Well, that something slowly crystallizes, and the rose-tinted glasses fall from your eyes...and you realize, in fact, the question was never completely true (the truth, the whole truth, and nothing but the truth...if only we had lawyers back then), at least, as it was posed so innocently when you first sat down during circle time to share The Rest of Your Life (tm) as you knew it from the sandbox that delineated your entire world back then. Perhaps I might have been inclined to protest if I knew the truth, but looking back, I can't fault the adults for their deception. After all, "What do you want to do with your life?" seemed a perfectly transparent question from their point of view. The view that knew all the caveats which defined "what" and "do" and "want" and "your life," that is.
So perhaps it's time to rephrase the question. Perhaps it's time to let Gorgias take the stand. (You'll forgive me for the poor imitation, but we all have our shortcomings.) "What do you want to do with your life?" becomes, in so many words, "What makes you a worthwhile member of this society?"
...And that's the truth. Simple, right? For those of you already in the work world or otherwise trundling your way happily towards it (as the yellow Lego police man does each day, never shedding his organ grinder suit), it seems second nature. Not even worthy of mention. Of course I am a member of this society, and of course I must do this thing that makes me worthy of belonging. How else could we interpret the question? There are reasons the hand that feeds becomes the Stockholm syndrome that defines the rest of your life, ad nauseum.
But back then, do you think we as children would understand...I mean really, really understand...the ramifications of such a statement? Do you think that we would realize - and accept - the way our future goals were written for us? And even then, when all is said and done, could we ever imagine agreeing to it for...the rest...of our lives? The child who wants to be his hero so stylized cannot comprehend where poetic license ends and humdrum life, mundanity, that accursed repetition begins (for I am convinced Hell is repetition, merely entrapment in a plane one dimension short of what we were meant to live in). And what is this, this "rest" of your life? This "passion" they say you must find and then cling to like a jealous lover bent on squeezing every last drop from your heart's deliverance? (I imagine that domestic abuse awareness month ribbon staring ominously at me from the tabletop could say something to its powers).

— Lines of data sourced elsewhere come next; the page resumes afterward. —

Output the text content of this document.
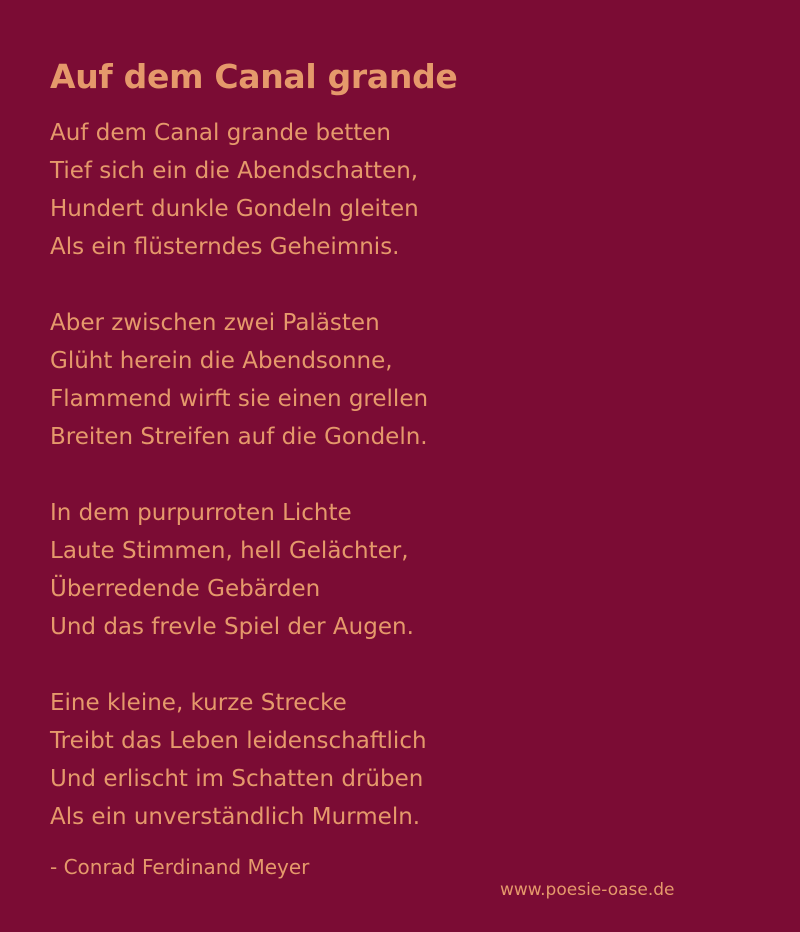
Auf dem Canal grande
Auf dem Canal grande betten
Tief sich ein die Abendschatten,
Hundert dunkle Gondeln gleiten
Als ein flüsterndes Geheimnis.
Aber zwischen zwei Palästen
Glüht herein die Abendsonne,
Flammend wirft sie einen grellen
Breiten Streifen auf die Gondeln.
In dem purpurroten Lichte
Laute Stimmen, hell Gelächter,
Überredende Gebärden
Und das frevle Spiel der Augen.
Eine kleine, kurze Strecke
Treibt das Leben leidenschaftlich
Und erlischt im Schatten drüben
Als ein unverständlich Murmeln.
- Conrad Ferdinand Meyer
www.poesie-oase.de
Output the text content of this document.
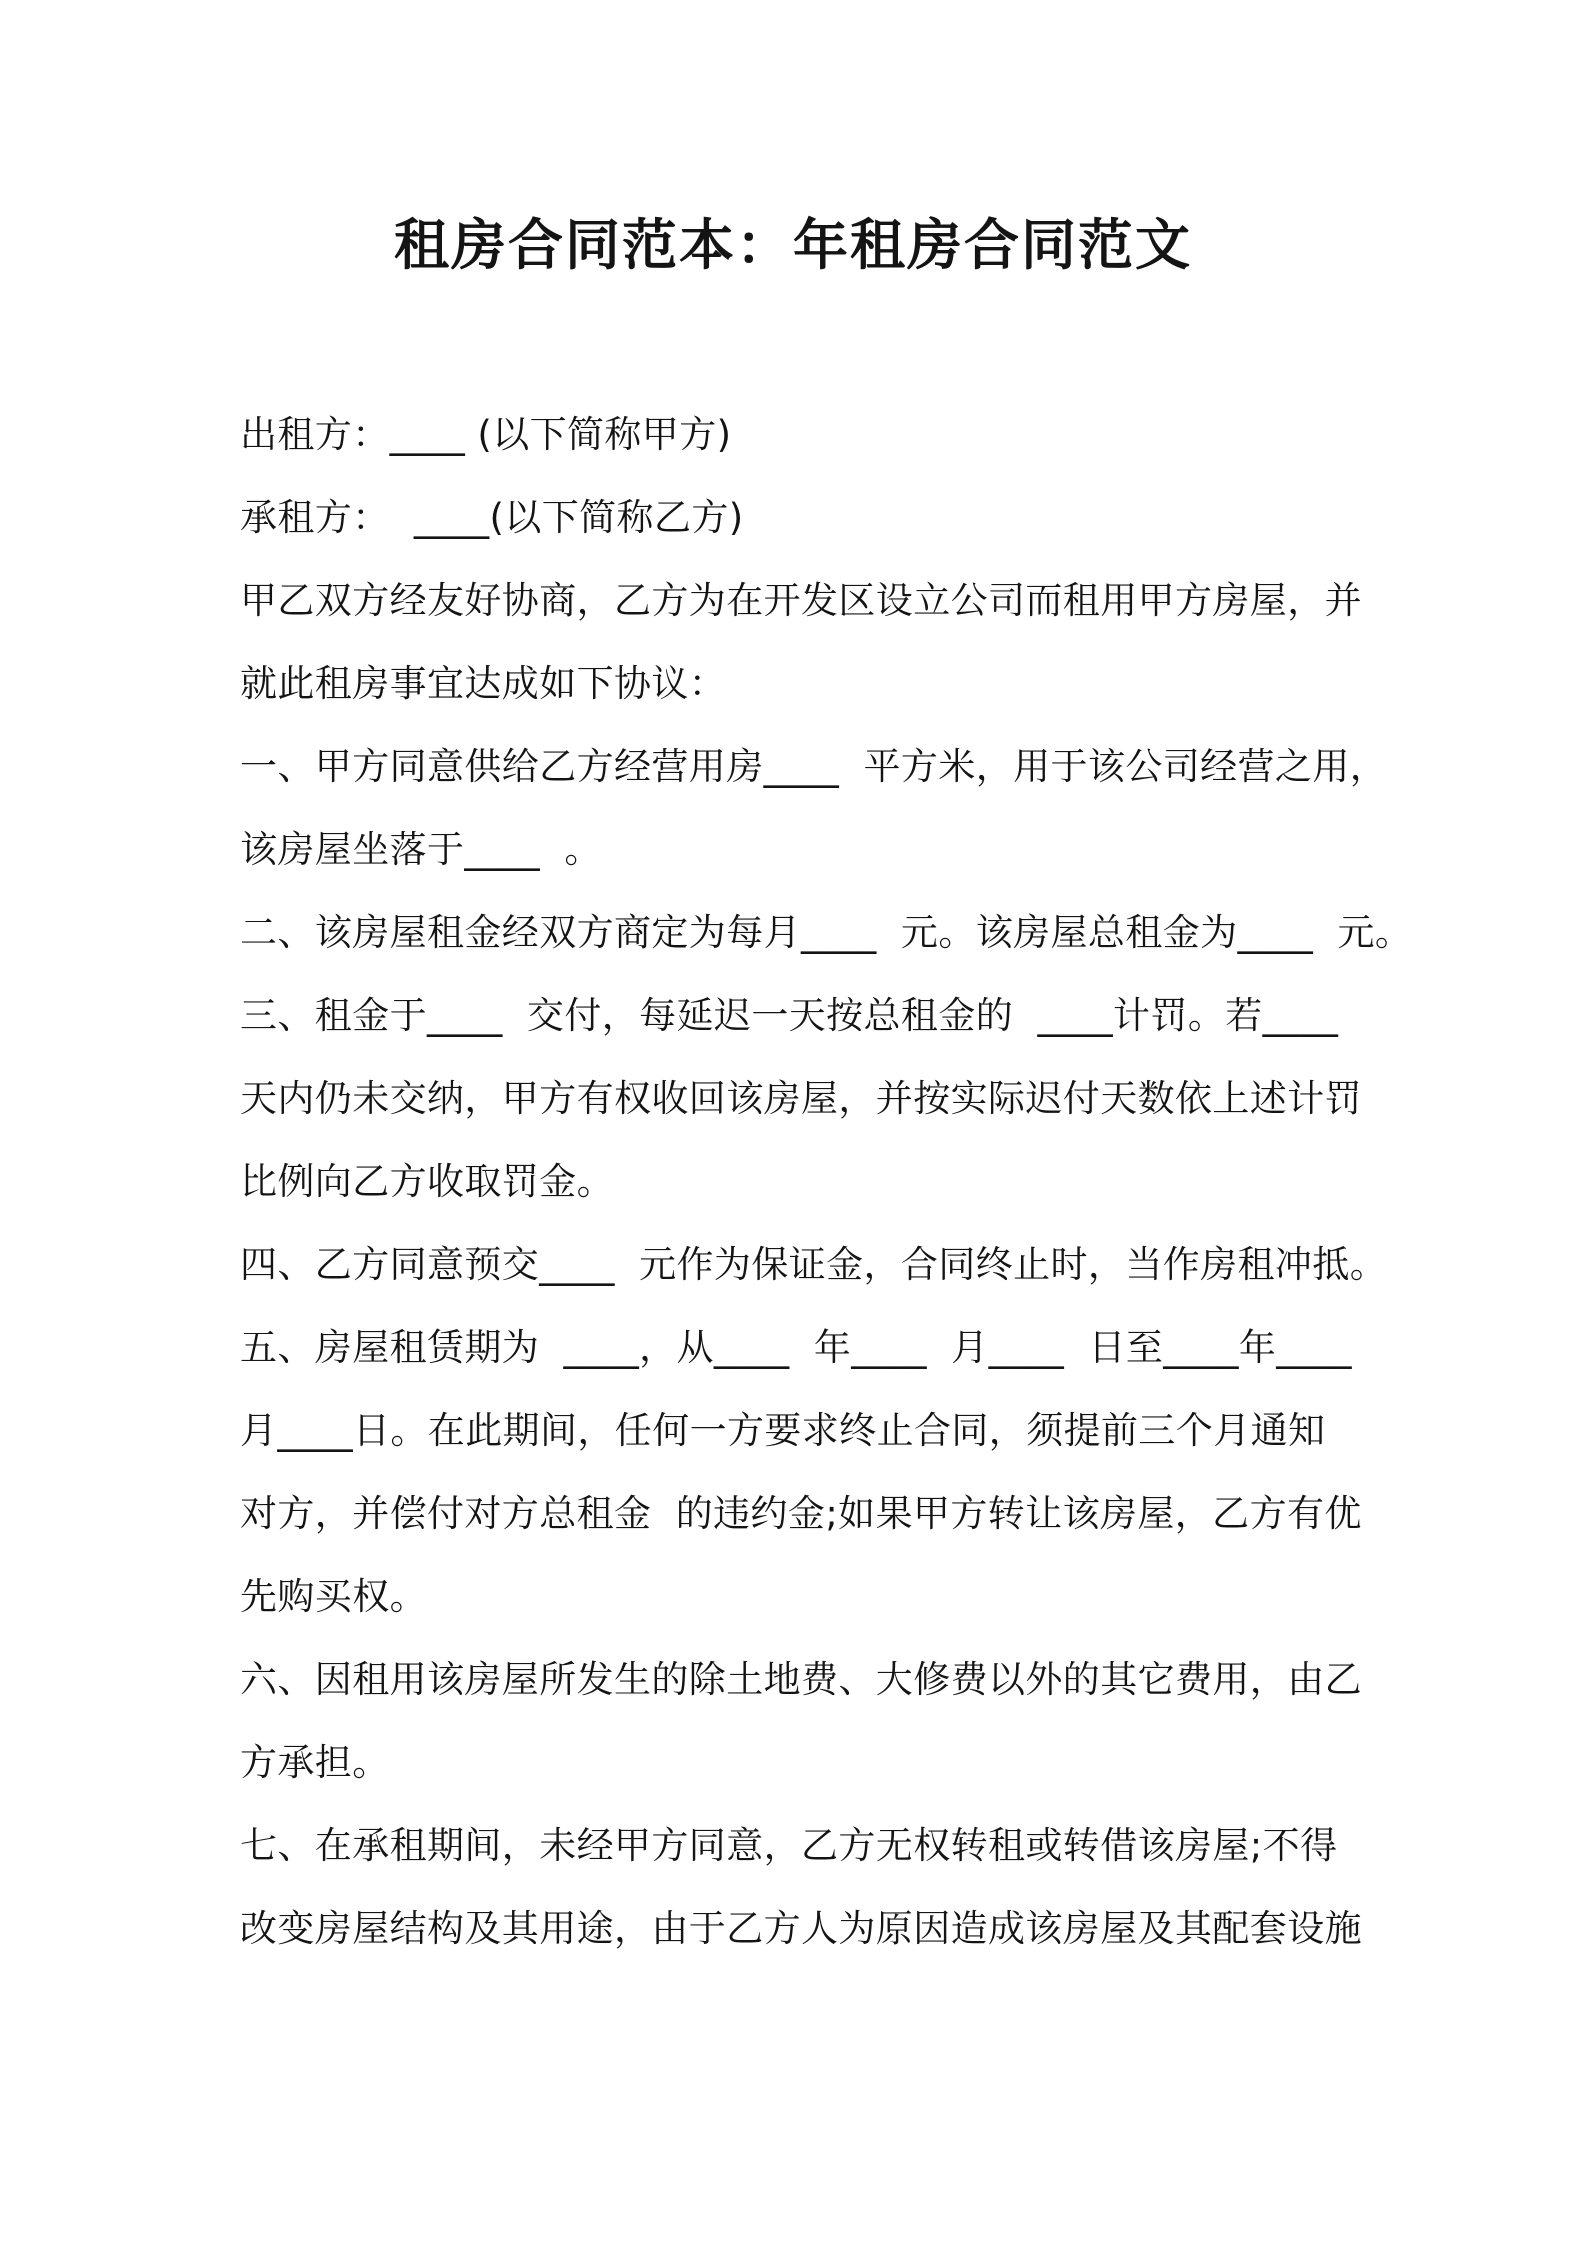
租房合同范本：年租房合同范文
出租方：____ (以下简称甲方)
承租方：  ____(以下简称乙方)
甲乙双方经友好协商，乙方为在开发区设立公司而租用甲方房屋，并
就此租房事宜达成如下协议：
一、甲方同意供给乙方经营用房____  平方米，用于该公司经营之用，
该房屋坐落于____  。
二、该房屋租金经双方商定为每月____  元。该房屋总租金为____  元。
三、租金于____  交付，每延迟一天按总租金的  ____计罚。若____
天内仍未交纳，甲方有权收回该房屋，并按实际迟付天数依上述计罚
比例向乙方收取罚金。
四、乙方同意预交____  元作为保证金，合同终止时，当作房租冲抵。
五、房屋租赁期为  ____，从____  年____  月____  日至____年____
月____日。在此期间，任何一方要求终止合同，须提前三个月通知
对方，并偿付对方总租金  的违约金;如果甲方转让该房屋，乙方有优
先购买权。
六、因租用该房屋所发生的除土地费、大修费以外的其它费用，由乙
方承担。
七、在承租期间，未经甲方同意，乙方无权转租或转借该房屋;不得
改变房屋结构及其用途，由于乙方人为原因造成该房屋及其配套设施
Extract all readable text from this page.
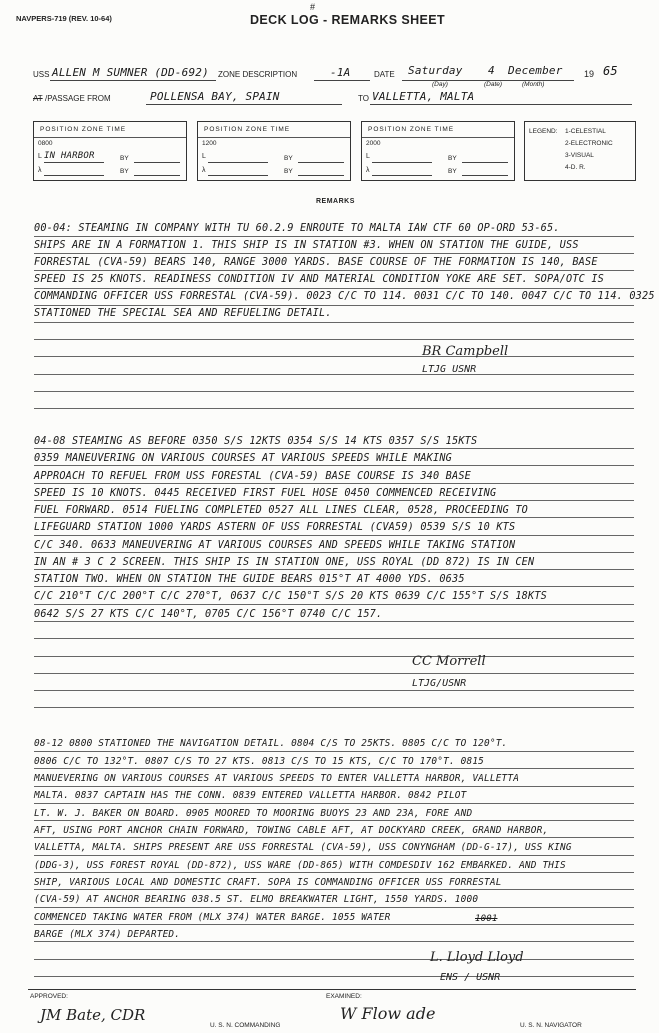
#
NAVPERS-719 (REV. 10-64)	DECK LOG - REMARKS SHEET
USS ALLEN M SUMNER (DD-692) ZONE DESCRIPTION	-1A	DATE Saturday 4 December 19 65
(Day)	(Date)	(Month)
AT /PASSAGE FROM	POLLENSA BAY, SPAIN	TO VALLETTA, MALTA
POSITION ZONE TIME
0800
L IN HARBOR	BY
λ	BY
POSITION ZONE TIME
1200
L	BY
λ	BY
POSITION ZONE TIME
2000
L	BY
λ	BY
LEGEND: 1-CELESTIAL
2-ELECTRONIC
3-VISUAL
4-D. R.
REMARKS
00-04: STEAMING IN COMPANY WITH TU 60.2.9 ENROUTE TO MALTA IAW CTF 60 OP-ORD 53-65.
SHIPS ARE IN A FORMATION 1. THIS SHIP IS IN STATION #3. WHEN ON STATION THE GUIDE, USS
FORRESTAL (CVA-59) BEARS 140, RANGE 3000 YARDS. BASE COURSE OF THE FORMATION IS 140, BASE
SPEED IS 25 KNOTS. READINESS CONDITION IV AND MATERIAL CONDITION YOKE ARE SET. SOPA/OTC IS
COMMANDING OFFICER USS FORRESTAL (CVA-59). 0023 C/C TO 114. 0031 C/C TO 140. 0047 C/C TO 114. 0325
STATIONED THE SPECIAL SEA AND REFUELING DETAIL.
BR Campbell
LTJG USNR
04-08 STEAMING AS BEFORE 0350 S/S 12KTS 0354 S/S 14 KTS 0357 S/S 15KTS
0359 MANEUVERING ON VARIOUS COURSES AT VARIOUS SPEEDS WHILE MAKING
APPROACH TO REFUEL FROM USS FORESTAL (CVA-59) BASE COURSE IS 340 BASE
SPEED IS 10 KNOTS. 0445 RECEIVED FIRST FUEL HOSE 0450 COMMENCED RECEIVING
FUEL FORWARD. 0514 FUELING COMPLETED 0527 ALL LINES CLEAR, 0528, PROCEEDING TO
LIFEGUARD STATION 1000 YARDS ASTERN OF USS FORRESTAL (CVA59) 0539 S/S 10 KTS
C/C 340. 0633 MANEUVERING AT VARIOUS COURSES AND SPEEDS WHILE TAKING STATION
IN AN # 3 C 2 SCREEN. THIS SHIP IS IN STATION ONE, USS ROYAL (DD 872) IS IN CEN
STATION TWO. WHEN ON STATION THE GUIDE BEARS 015°T AT 4000 YDS. 0635
C/C 210°T C/C 200°T C/C 270°T, 0637 C/C 150°T S/S 20 KTS 0639 C/C 155°T S/S 18KTS
0642 S/S 27 KTS C/C 140°T, 0705 C/C 156°T 0740 C/C 157.
CC Morrell
LTJG/USNR
08-12 0800 STATIONED THE NAVIGATION DETAIL. 0804 C/S TO 25KTS. 0805 C/C TO 120°T.
0806 C/C TO 132°T. 0807 C/S TO 27 KTS. 0813 C/S TO 15 KTS, C/C TO 170°T. 0815
MANUEVERING ON VARIOUS COURSES AT VARIOUS SPEEDS TO ENTER VALLETTA HARBOR, VALLETTA
MALTA. 0837 CAPTAIN HAS THE CONN. 0839 ENTERED VALLETTA HARBOR. 0842 PILOT
LT. W. J. BAKER ON BOARD. 0905 MOORED TO MOORING BUOYS 23 AND 23A, FORE AND
AFT, USING PORT ANCHOR CHAIN FORWARD, TOWING CABLE AFT, AT DOCKYARD CREEK, GRAND HARBOR,
VALLETTA, MALTA. SHIPS PRESENT ARE USS FORRESTAL (CVA-59), USS CONYNGHAM (DD-G-17), USS KING
(DDG-3), USS FOREST ROYAL (DD-872), USS WARE (DD-865) WITH COMDESDIV 162 EMBARKED. AND THIS
SHIP, VARIOUS LOCAL AND DOMESTIC CRAFT. SOPA IS COMMANDING OFFICER USS FORRESTAL
(CVA-59) AT ANCHOR BEARING 038.5 ST. ELMO BREAKWATER LIGHT, 1550 YARDS. 1000
COMMENCED TAKING WATER FROM (MLX 374) WATER BARGE. 1055 WATER	1001
BARGE (MLX 374) DEPARTED.
L. Lloyd Lloyd
ENS / USNR
APPROVED:	EXAMINED:
JM Bate, CDR
U. S. N. COMMANDING
W Flow ade
U. S. N. NAVIGATOR
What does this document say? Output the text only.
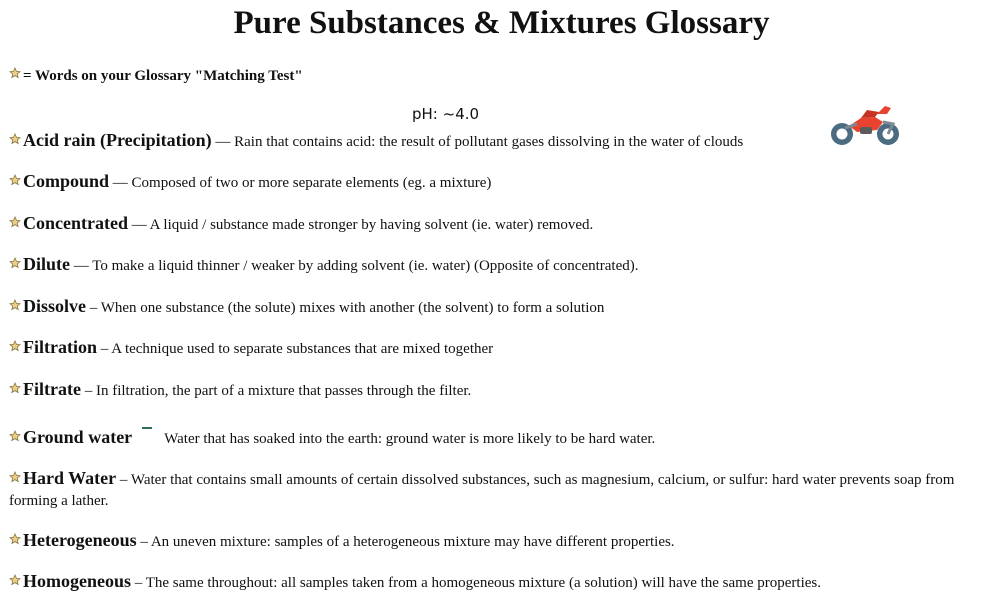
Pure Substances & Mixtures Glossary
= Words on your Glossary "Matching Test"
pH: ~4.0
Acid rain (Precipitation) — Rain that contains acid: the result of pollutant gases dissolving in the water of clouds
Compound — Composed of two or more separate elements (eg. a mixture)
Concentrated — A liquid / substance made stronger by having solvent (ie. water) removed.
Dilute — To make a liquid thinner / weaker by adding solvent (ie. water) (Opposite of concentrated).
Dissolve – When one substance (the solute) mixes with another (the solvent) to form a solution
Filtration – A technique used to separate substances that are mixed together
Filtrate – In filtration, the part of a mixture that passes through the filter.
Ground water Water that has soaked into the earth: ground water is more likely to be hard water.
Hard Water – Water that contains small amounts of certain dissolved substances, such as magnesium, calcium, or sulfur: hard water prevents soap from forming a lather.
Heterogeneous – An uneven mixture: samples of a heterogeneous mixture may have different properties.
Homogeneous – The same throughout: all samples taken from a homogeneous mixture (a solution) will have the same properties.
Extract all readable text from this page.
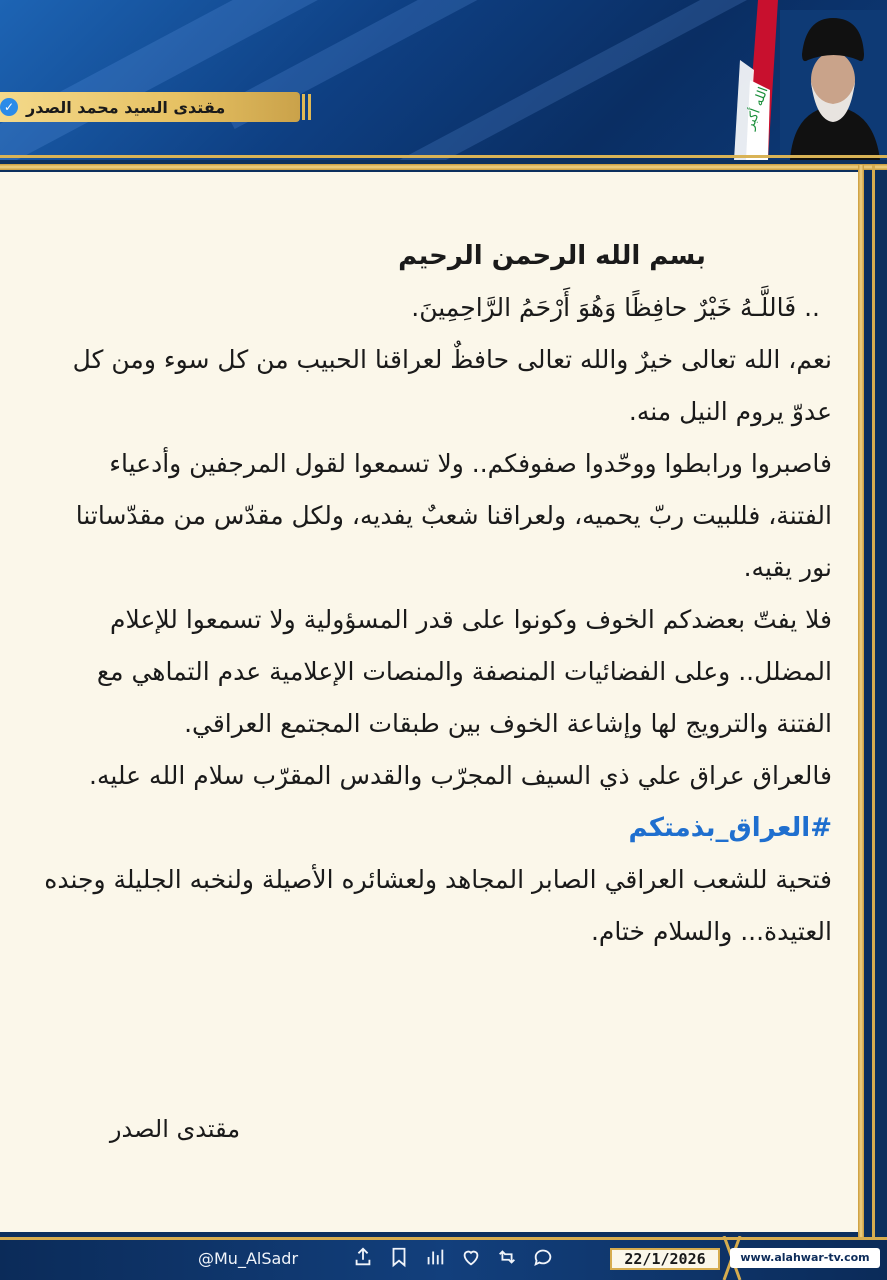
مقتدى السيد محمد الصدر
✓	الله أكبر
بسم الله الرحمن الرحيم
.. فَاللَّـهُ خَيْرٌ حافِظًا وَهُوَ أَرْحَمُ الرَّاحِمِينَ.
نعم، الله تعالى خيرٌ والله تعالى حافظٌ لعراقنا الحبيب من كل سوء ومن كل عدوّ يروم النيل منه.
فاصبروا ورابطوا ووحّدوا صفوفكم.. ولا تسمعوا لقول المرجفين وأدعياء الفتنة، فللبيت ربّ يحميه، ولعراقنا شعبٌ يفديه، ولكل مقدّس من مقدّساتنا نور يقيه.
فلا يفتّ بعضدكم الخوف وكونوا على قدر المسؤولية ولا تسمعوا للإعلام المضلل.. وعلى الفضائيات المنصفة والمنصات الإعلامية عدم التماهي مع الفتنة والترويج لها وإشاعة الخوف بين طبقات المجتمع العراقي.
فالعراق عراق علي ذي السيف المجرّب والقدس المقرّب سلام الله عليه.
#العراق_بذمتكم
فتحية للشعب العراقي الصابر المجاهد ولعشائره الأصيلة ولنخبه الجليلة وجنده العتيدة... والسلام ختام.
مقتدى الصدر
@Mu_AlSadr	22/1/2026	www.alahwar-tv.com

Even if it were possible to give so much of myself, I would not do it. A love of that sort, no matter how precious, demands something from you that you can never reclaim, and leaves something with you that you can never attain. It is the irony of specialization. Narrow alleyways once visited. Each cog, no matter how finely grained, can never become a perfect circle.
Ah, so then, let us return to the question as it was meant to be asked. As we believed it to be, naive and trusting, back when our worst fears lay in the pages of an R.L. Stine book.
What do you want to do with your life?
I'll tell you now. And if you ask me again, I'll tell you something different. Don't try to find convergence, because the question has no answer, it by its very nature cannot be answered, for who is to say that one of an infinite sphere of possibilities should be chosen out of the universes we cohabit? The very arrogance of that assumption pales my (admittedly deliberate) appropriation of Greek philosophy's mouthpiece. I can only tell you this moment, all the moments that I desire to experience, and ask for no more.
I want to sit beneath a willow tree painting the African cliffs at sunset.
I want to ride the wisps of song through an untouched glade.
I want to step off the edge of Babel with the sun in my eyes.
I want every climax that froze, for just a second, time in its tracks and laid bare the lucidity which led Sisyphus to smile as he descended the mountaintop.
Life is simulated annealing. So says the e-mail signature of a professor of mine. Well, if that is what living was meant to be, then God help me...but all of us deserve more than just an algorithm to abide our existences by.